Physician-assisted suicide laws normalize death, creating a slippery slope to a culture of convincing and pressuring vulnerable people to end their lives prematurely.

Physician-assisted suicide laws violate the rights of conscience for objecting physicians

Physician-assisted suicide laws compromise the medical profession, turning doctors’ Hippocratic Oath on its head. Participating in your patient’s suicide is anything but upholding the promise not to “give a lethal drug to anyone.” In fact, the American Medical Association’s Code of Ethics calls physician-assisted suicide “fundamentally incompatible with the physician’s role as healer” and says it “would pose serious societal risks.”

While most laws legalizing physician-assisted suicide affirm the right of health care providers to decline to write prescriptions for lethal medication, some laws require health care professionals to provide, upon request, information about assisted suicide to patients and to refer and transfer patients to another provider for lethal prescriptions. Similarly, while a health care facility may maintain a policy against providing assisted suicide, it nevertheless must “coordinate” the transfer of a patient requesting physician-assisted suicide to a willing provider. Such actions violate the consciences of many health care providers.

And assisted suicide isn’t just an issue for religious people. In Massachusetts, for example—where ADF attorneys filed an amicus brief in defense of the commonwealth’s prohibition on the practice and argued the case in court—an atheist academic also filed a brief supporting the law. Dr. Kevin Yuill of the University of Sunderland in the U.K. wrote that physician-assisted suicide “can never be implemented in a safe and limited way.”

“Rather than seeing the debate in the simplistic terms of outdated religious precepts versus secularism, we should analyse the value of so-called Christian precepts such as Thou Shalt Not Kill before we jettison them entirely,” he wrote.

Many doctors rightly see the act of referring a patient to a physician who will help them commit suicide as facilitating the patient’s death. Doctors shouldn’t be forced to participate in the death of a patient they’ve sworn to protect.

Which states allow physician-assisted suicide?

Currently, 10 states and the District of Columbia allow physician-assisted suicide, and in recent years, we’ve seen an increasing number of states consider that deadly path, representing a disturbing trend. Unfortunately, it seems that more states are attempting to legalize physician-assisted suicide, and we are fighting hard to keep this from happening.

Moreover, the states that have already legalized physician-assisted suicide are going back and amending their current laws to make it even easier for patients to access lethal medication. For example, some states have a 15-day reflection period as a compromise with legislators opposed to physician-assisted suicide.
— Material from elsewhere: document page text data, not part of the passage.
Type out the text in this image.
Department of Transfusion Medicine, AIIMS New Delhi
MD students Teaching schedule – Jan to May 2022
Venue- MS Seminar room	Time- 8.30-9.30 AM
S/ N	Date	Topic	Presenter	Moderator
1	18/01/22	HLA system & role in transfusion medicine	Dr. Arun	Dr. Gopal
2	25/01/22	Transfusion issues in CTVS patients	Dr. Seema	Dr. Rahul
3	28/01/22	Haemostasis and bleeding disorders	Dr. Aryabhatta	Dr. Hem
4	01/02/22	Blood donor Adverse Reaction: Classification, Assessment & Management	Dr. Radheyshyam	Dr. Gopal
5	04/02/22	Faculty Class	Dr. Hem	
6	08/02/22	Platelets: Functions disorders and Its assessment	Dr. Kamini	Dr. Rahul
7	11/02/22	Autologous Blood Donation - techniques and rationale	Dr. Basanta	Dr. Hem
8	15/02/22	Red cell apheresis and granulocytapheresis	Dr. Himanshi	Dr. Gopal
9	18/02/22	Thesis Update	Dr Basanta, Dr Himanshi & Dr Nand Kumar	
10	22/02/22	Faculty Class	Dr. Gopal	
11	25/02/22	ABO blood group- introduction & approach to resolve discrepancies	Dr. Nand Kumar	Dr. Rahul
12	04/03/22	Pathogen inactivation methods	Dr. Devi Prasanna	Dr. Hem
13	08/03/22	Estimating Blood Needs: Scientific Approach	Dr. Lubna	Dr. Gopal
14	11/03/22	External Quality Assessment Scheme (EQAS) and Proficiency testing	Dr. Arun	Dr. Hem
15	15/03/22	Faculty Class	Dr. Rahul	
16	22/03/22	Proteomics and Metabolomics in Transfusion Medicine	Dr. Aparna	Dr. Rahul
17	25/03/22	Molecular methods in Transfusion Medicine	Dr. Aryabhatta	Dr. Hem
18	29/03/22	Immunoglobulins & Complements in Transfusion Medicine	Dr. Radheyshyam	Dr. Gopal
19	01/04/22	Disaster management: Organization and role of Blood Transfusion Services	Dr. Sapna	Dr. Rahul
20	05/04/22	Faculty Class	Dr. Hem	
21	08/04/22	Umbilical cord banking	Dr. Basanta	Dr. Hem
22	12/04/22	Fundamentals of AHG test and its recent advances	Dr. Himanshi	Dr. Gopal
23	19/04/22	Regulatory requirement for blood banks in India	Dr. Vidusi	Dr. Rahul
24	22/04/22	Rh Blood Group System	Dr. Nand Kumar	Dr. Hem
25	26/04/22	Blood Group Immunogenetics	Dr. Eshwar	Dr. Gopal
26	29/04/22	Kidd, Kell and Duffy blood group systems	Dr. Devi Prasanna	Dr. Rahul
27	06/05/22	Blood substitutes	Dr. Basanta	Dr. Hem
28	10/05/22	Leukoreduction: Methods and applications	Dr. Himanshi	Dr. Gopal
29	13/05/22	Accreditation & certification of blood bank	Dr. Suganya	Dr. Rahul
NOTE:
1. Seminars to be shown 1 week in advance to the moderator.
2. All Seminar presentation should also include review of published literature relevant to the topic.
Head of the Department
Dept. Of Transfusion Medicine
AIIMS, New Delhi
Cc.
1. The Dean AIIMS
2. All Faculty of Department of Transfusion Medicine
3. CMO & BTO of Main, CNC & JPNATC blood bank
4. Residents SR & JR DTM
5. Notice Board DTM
Now, activists are going back into those states to get rid of the reflection period so that patients can get their lethal drugs more quickly.

These amendments are not only problematic expansions of the ability to legally commit suicide, but they also demonstrate how even those bills that seem mild or were designed as a compromise still pave the way to further expansion of physician-assisted suicide.
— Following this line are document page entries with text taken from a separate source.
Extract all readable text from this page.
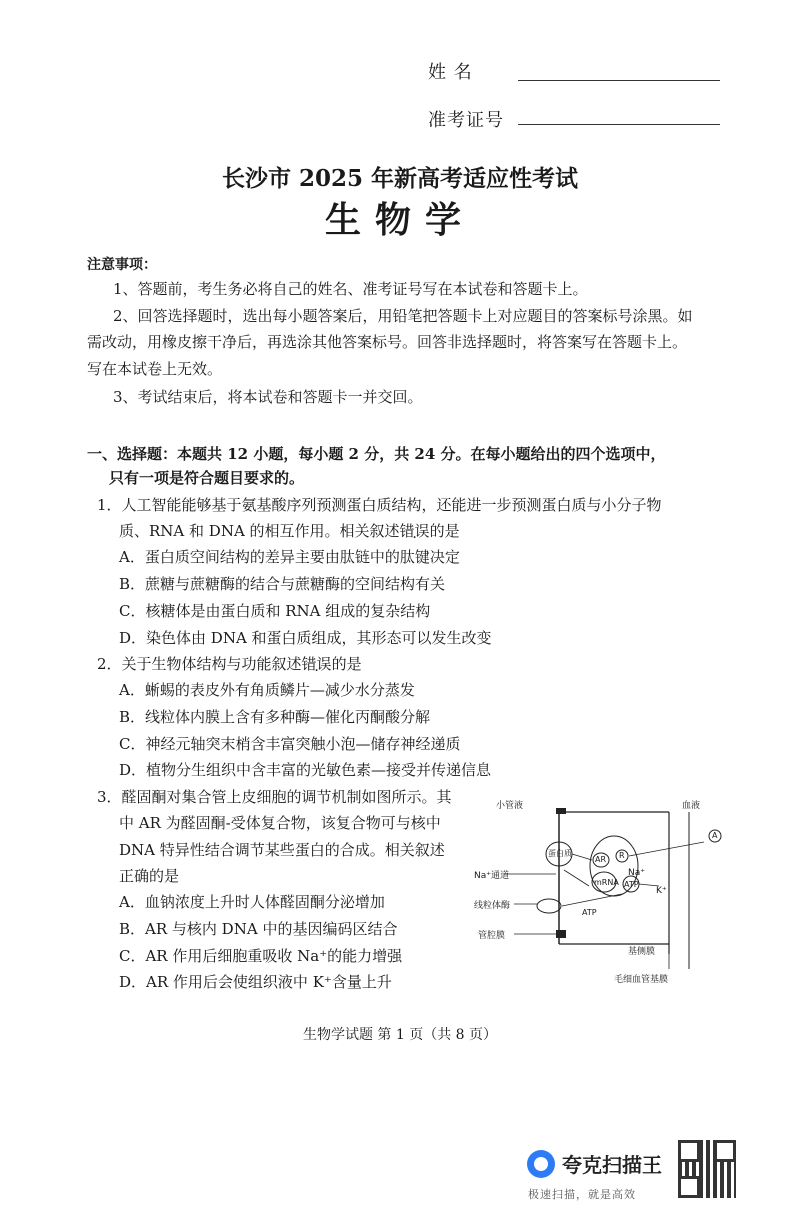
姓 名
准考证号
长沙市 2025 年新高考适应性考试
生物学
注意事项：
1、答题前，考生务必将自己的姓名、准考证号写在本试卷和答题卡上。
2、回答选择题时，选出每小题答案后，用铅笔把答题卡上对应题目的答案标号涂黑。如
需改动，用橡皮擦干净后，再选涂其他答案标号。回答非选择题时，将答案写在答题卡上。
写在本试卷上无效。
3、考试结束后，将本试卷和答题卡一并交回。
一、选择题：本题共 12 小题，每小题 2 分，共 24 分。在每小题给出的四个选项中，
只有一项是符合题目要求的。
1．人工智能能够基于氨基酸序列预测蛋白质结构，还能进一步预测蛋白质与小分子物
质、RNA 和 DNA 的相互作用。相关叙述错误的是
A．蛋白质空间结构的差异主要由肽链中的肽键决定
B．蔗糖与蔗糖酶的结合与蔗糖酶的空间结构有关
C．核糖体是由蛋白质和 RNA 组成的复杂结构
D．染色体由 DNA 和蛋白质组成，其形态可以发生改变
2．关于生物体结构与功能叙述错误的是
A．蜥蜴的表皮外有角质鳞片—减少水分蒸发
B．线粒体内膜上含有多种酶—催化丙酮酸分解
C．神经元轴突末梢含丰富突触小泡—储存神经递质
D．植物分生组织中含丰富的光敏色素—接受并传递信息
3．醛固酮对集合管上皮细胞的调节机制如图所示。其
中 AR 为醛固酮-受体复合物，该复合物可与核中
DNA 特异性结合调节某些蛋白的合成。相关叙述
正确的是
A．血钠浓度上升时人体醛固酮分泌增加
B．AR 与核内 DNA 中的基因编码区结合
C．AR 作用后细胞重吸收 Na⁺的能力增强
D．AR 作用后会使组织液中 K⁺含量上升
小管液	血液
蛋白质
Na⁺通道
线粒体酶
管腔膜
基侧膜
毛细血管基膜
AR R
A
mRNA ATP
ATP
Na⁺
K⁺
生物学试题 第 1 页（共 8 页）
夸克扫描王
极速扫描，就是高效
 The slippery slope of physician-assisted suicide

Assisted suicide is neither compassionate nor an appropriate solution for those who are suffering. America’s most vulnerable citizens—the elderly, the terminally ill, the disabled, and the depressed—are worthy of life and equal protection under the law. Life should be protected from conception to natural death, and those who object to participating in a culture of death should be defended from being forced to do so.

There is a double standard in our society where we teach suicide prevention while prescribing suicide to the most vulnerable among us. By allowing the legalization of suicide and forcing physicians to be parties to it, we compromise the foundation upon which our society is built: the preservation of life. It raises the question: where does the prescribing of death end?